I get that she’s been interested for years in the romance of Wallis Simpson and King Edward VIII. I understand why she wanted to make a film outside of the boundaries of your typical BBC-style biopic, looking to mix things up by bending time between Manhattan circa 1998 and a pre-WWII England. I applaud the audacity behind tackling such a concept, and by and large I respect Madonna’s willingness to give every ounce of her creative acumen over to attempting to making this ambitious feature a reality.

But when a scenario is as insipid as this one, when the whole thing is only interested in the surface, in those costumes and that production design or in the sets or the art direction, when a narrative could care less about its characters no matter which era they live in, why the heck should I in turn be concerned with any single piece of it? I shouldn’t, not for a second, and for the life of me other than a budding art student trying to gleam a few insights from the visuals I can’t imagine anyone who actually would be.

Pity, because Madonna has cast two of the best young actresses working today in this disaster and then stranded them with nothing roles they can barely function within. Andrea Riseborough, so good in small parts in Brighton Rock and Made in Dagenham, comes off best, portraying Wallis Simpson with an internal feminine ferocity the script only fleetingly hints at. She has decent chemistry with James D’Arcy’s King Edward, and even though the script paints him as a nondescript toothless mannequin Riseborough manages to give their romance a bit of fire the rest of the picture lacks.

PHOTO: The Weinstein Company

It’s a shame that Abbie Cornish cannot do the same, the talented young actress who shimmered in Bright Star, Stop-Loss and Limitless stuck in the brutal catastrophe that is the 1998 portion of this romantic epic. She’s Ally Winthrop, a frustrated new wife marooned in an abusive marriage who ends up meeting a Ukrainian security guard (Oscar Isaac) during a Sotheby auction of Wallis and Edward’s estate. But as easy melodramatic fodder as that setup sounds, the movie does nothing with it, so intent on crafting beautiful Hallmark Card visuals and music video montages it leaves its modern-day adulterers mulling around desperately searching for something interesting to do.
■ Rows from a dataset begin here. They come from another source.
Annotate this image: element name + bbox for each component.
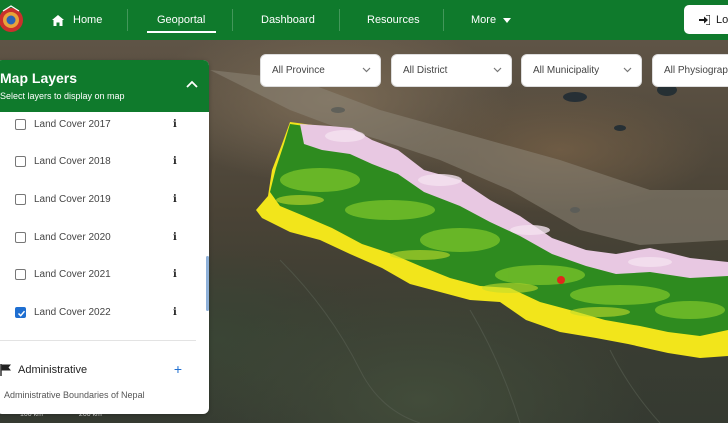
- group-label: Administrative: [18, 364, 88, 376]
- checkmark-icon: [17, 310, 26, 317]
- district-select[interactable]: All District: [391, 54, 512, 87]
- layer-list: Land Cover 2017 i Land Cover 2018 i Land…: [0, 112, 209, 414]
- layer-item[interactable]: Land Cover 2020 i: [0, 225, 196, 249]
- chevron-down-icon: [623, 67, 632, 73]
- login-button[interactable]: Lo: [684, 5, 728, 34]
- nav-dashboard-label: Dashboard: [261, 14, 315, 26]
- nav-more-dropdown[interactable]: More: [471, 0, 512, 40]
- municipality-select[interactable]: All Municipality: [521, 54, 642, 87]
- active-tab-indicator: [147, 31, 216, 33]
- province-select-value: All Province: [272, 65, 325, 76]
- layer-checkbox[interactable]: [15, 193, 26, 205]
- home-icon: [52, 14, 64, 26]
- layer-label: Land Cover 2019: [34, 193, 111, 205]
- map-layers-panel: Map Layers Select layers to display on m…: [0, 60, 209, 414]
- nav-divider: [443, 9, 444, 31]
- layer-label: Land Cover 2017: [34, 118, 111, 130]
- nav-home-label: Home: [73, 14, 103, 26]
- layer-item[interactable]: Land Cover 2017 i: [0, 112, 196, 136]
- layer-item[interactable]: Land Cover 2019 i: [0, 187, 196, 211]
- divider: [0, 340, 196, 341]
- nav-more-label: More: [471, 14, 497, 26]
- info-icon[interactable]: i: [173, 232, 177, 243]
- info-icon[interactable]: i: [173, 307, 177, 318]
- nav-geoportal-label: Geoportal: [157, 14, 206, 26]
- layer-checkbox[interactable]: [15, 231, 26, 243]
- nav-geoportal[interactable]: Geoportal: [157, 0, 205, 40]
- municipality-select-value: All Municipality: [533, 65, 600, 76]
- layer-item[interactable]: Land Cover 2021 i: [0, 262, 196, 286]
- nav-divider: [339, 9, 340, 31]
- add-layer-button[interactable]: +: [170, 361, 186, 377]
- caret-down-icon: [503, 17, 512, 23]
- nav-dashboard[interactable]: Dashboard: [261, 0, 315, 40]
- panel-scrollbar[interactable]: [206, 256, 209, 311]
- nepal-emblem-logo[interactable]: [0, 3, 26, 37]
- flag-icon: [0, 364, 11, 376]
- layer-item[interactable]: Land Cover 2018 i: [0, 149, 196, 173]
- chevron-down-icon: [493, 67, 502, 73]
- layer-label: Land Cover 2022: [34, 306, 111, 318]
- layer-label: Land Cover 2021: [34, 268, 111, 280]
- nav-divider: [232, 9, 233, 31]
- nav-home[interactable]: Home: [52, 0, 102, 40]
- physiographic-select[interactable]: All Physiograph: [652, 54, 728, 87]
- panel-subtitle: Select layers to display on map: [0, 91, 125, 101]
- panel-header: Map Layers Select layers to display on m…: [0, 60, 209, 112]
- chevron-up-icon[interactable]: [186, 80, 198, 88]
- layer-label: Land Cover 2020: [34, 231, 111, 243]
- panel-title: Map Layers: [0, 70, 78, 86]
- group-administrative[interactable]: Administrative +: [0, 361, 196, 380]
- chevron-down-icon: [362, 67, 371, 73]
- login-icon: [699, 14, 710, 25]
- info-icon[interactable]: i: [173, 269, 177, 280]
- info-icon[interactable]: i: [173, 156, 177, 167]
- physiographic-select-value: All Physiograph: [664, 65, 728, 76]
- layer-checkbox[interactable]: [15, 118, 26, 130]
- layer-checkbox[interactable]: [15, 155, 26, 167]
- group-description: Administrative Boundaries of Nepal: [4, 390, 145, 400]
- layer-label: Land Cover 2018: [34, 155, 111, 167]
- info-icon[interactable]: i: [173, 119, 177, 130]
- layer-checkbox-checked[interactable]: [15, 306, 26, 318]
- layer-checkbox[interactable]: [15, 268, 26, 280]
- nav-resources[interactable]: Resources: [367, 0, 420, 40]
- top-navbar: Home Geoportal Dashboard Resources More …: [0, 0, 728, 40]
- nav-divider: [127, 9, 128, 31]
- info-icon[interactable]: i: [173, 194, 177, 205]
- province-select[interactable]: All Province: [260, 54, 381, 87]
- layer-item[interactable]: Land Cover 2022 i: [0, 300, 196, 324]
- district-select-value: All District: [403, 65, 448, 76]
- nav-resources-label: Resources: [367, 14, 420, 26]
- login-label: Lo: [716, 13, 728, 26]
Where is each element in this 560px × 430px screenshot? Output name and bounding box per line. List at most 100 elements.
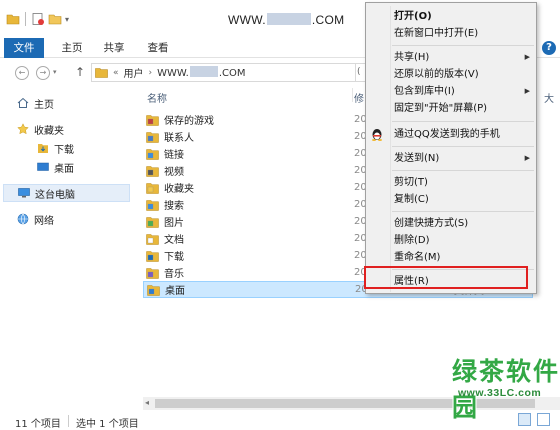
- favorites-folder-icon: [146, 182, 159, 194]
- toolbar-divider: [25, 12, 26, 26]
- status-item-count: 11 个项目: [15, 419, 61, 430]
- menu-item-delete[interactable]: 删除(D): [394, 232, 534, 249]
- help-icon[interactable]: ?: [542, 41, 556, 55]
- file-name: 链接: [164, 150, 184, 161]
- menu-item-copy[interactable]: 复制(C): [394, 191, 534, 208]
- submenu-arrow-icon: ▶: [524, 53, 530, 61]
- back-button[interactable]: ←: [15, 66, 29, 80]
- window-title: WWW. .COM: [228, 13, 344, 27]
- watermark-logo: 绿茶软件园 www.33LC.com: [436, 352, 560, 422]
- menu-item-create-shortcut[interactable]: 创建快捷方式(S): [394, 215, 534, 232]
- folder-icon: [146, 114, 159, 126]
- menu-separator: [392, 211, 534, 212]
- file-name: 图片: [164, 218, 184, 229]
- menu-separator: [392, 45, 534, 46]
- breadcrumb-overflow-icon[interactable]: «: [113, 68, 119, 78]
- new-folder-icon[interactable]: [48, 12, 62, 26]
- context-menu: 打开(O) 在新窗口中打开(E) 共享(H) ▶ 还原以前的版本(V) 包含到库中…: [365, 2, 537, 294]
- watermark-url: www.33LC.com: [458, 387, 542, 399]
- menu-item-send-to[interactable]: 发送到(N) ▶: [394, 150, 534, 167]
- download-folder-icon: [38, 144, 48, 153]
- column-divider[interactable]: [352, 88, 353, 102]
- navpane-item-favorites[interactable]: 收藏夹: [17, 120, 127, 138]
- menu-item-restore-previous[interactable]: 还原以前的版本(V): [394, 66, 534, 83]
- navpane-item-downloads[interactable]: 下载: [37, 139, 127, 157]
- menu-item-open[interactable]: 打开(O): [394, 8, 534, 25]
- file-name: 联系人: [164, 133, 194, 144]
- menu-separator: [392, 121, 534, 122]
- computer-icon: [18, 188, 30, 198]
- window-title-prefix: WWW.: [228, 13, 266, 27]
- links-folder-icon: [146, 148, 159, 160]
- redacted-block: [266, 13, 311, 25]
- file-name: 文档: [164, 235, 184, 246]
- home-icon: [17, 97, 29, 108]
- menu-separator: [392, 170, 534, 171]
- downloads-folder-icon: [146, 250, 159, 262]
- column-header-date[interactable]: 修: [354, 90, 364, 105]
- navpane-item-label: 主页: [34, 99, 54, 111]
- navpane-item-network[interactable]: 网络: [17, 210, 127, 228]
- breadcrumb-separator-icon[interactable]: ›: [149, 68, 153, 78]
- file-name: 视频: [164, 167, 184, 178]
- menu-item-cut[interactable]: 剪切(T): [394, 174, 534, 191]
- desktop-icon: [37, 162, 49, 171]
- qq-penguin-icon: [372, 129, 382, 141]
- navpane-item-label: 网络: [34, 215, 54, 227]
- customize-toolbar-dropdown-icon[interactable]: ▾: [65, 15, 69, 24]
- network-icon: [17, 213, 29, 225]
- menu-item-open-new-window[interactable]: 在新窗口中打开(E): [394, 25, 534, 42]
- file-name: 音乐: [164, 269, 184, 280]
- menu-item-send-to-label: 发送到(N): [394, 153, 440, 164]
- file-name: 保存的游戏: [164, 116, 214, 127]
- navpane-item-home[interactable]: 主页: [17, 94, 127, 112]
- folder-icon: [95, 68, 108, 78]
- up-arrow-icon[interactable]: ↑: [75, 65, 85, 79]
- navigation-pane: 主页 收藏夹 下载 桌面 这台电脑 网络: [0, 86, 135, 410]
- forward-button[interactable]: →: [36, 66, 50, 80]
- scroll-left-icon[interactable]: ◂: [145, 398, 149, 407]
- menu-item-rename[interactable]: 重命名(M): [394, 249, 534, 266]
- menu-item-share-label: 共享(H): [394, 52, 430, 63]
- menu-item-share[interactable]: 共享(H) ▶: [394, 49, 534, 66]
- menu-item-pin-start[interactable]: 固定到"开始"屏幕(P): [394, 100, 534, 117]
- star-icon: [17, 123, 29, 135]
- tab-home[interactable]: 主页: [55, 38, 89, 58]
- searches-folder-icon: [146, 199, 159, 211]
- tab-view[interactable]: 查看: [141, 38, 175, 58]
- highlight-box: [364, 266, 528, 289]
- pictures-folder-icon: [146, 216, 159, 228]
- recent-locations-dropdown-icon[interactable]: ▾: [53, 68, 57, 76]
- properties-icon[interactable]: [31, 12, 45, 26]
- quick-access-toolbar: ▾: [6, 12, 69, 26]
- folder-icon[interactable]: [6, 12, 20, 26]
- menu-separator: [392, 146, 534, 147]
- status-divider: [68, 415, 69, 427]
- status-selection: 选中 1 个项目: [76, 419, 139, 430]
- videos-folder-icon: [146, 165, 159, 177]
- desktop-folder-icon: [147, 284, 160, 296]
- contacts-folder-icon: [146, 131, 159, 143]
- tab-share[interactable]: 共享: [97, 38, 131, 58]
- menu-item-include-library[interactable]: 包含到库中(I) ▶: [394, 83, 534, 100]
- menu-item-include-library-label: 包含到库中(I): [394, 86, 455, 97]
- submenu-arrow-icon: ▶: [524, 87, 530, 95]
- address-bar[interactable]: « 用户 › WWW. .COM: [91, 63, 356, 82]
- column-header-size[interactable]: 大: [544, 90, 554, 105]
- navpane-item-desktop[interactable]: 桌面: [37, 158, 127, 176]
- menu-item-qq-send[interactable]: 通过QQ发送到我的手机: [394, 126, 534, 143]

Listen, at some point Madonna might make a good movie. She has a solid visual eye and, it goes without saying her sense of style is incandescent. But as a director she has no idea how to handle actors, and as a screenwriter her compositions aren’t even up to the same standards set by a few of her classic and catchy four-minute pop songs. W.E. shows that, for mostly worse and not much in the way of better, the Material Girl is still alive and well, and while the superficial glossy surface-level sheen is impressive as a dramatic sojourn into love, life and the mystery of romantic entanglement this film is as big an epic fail as any I’ve had the misfortune to see in quite some time.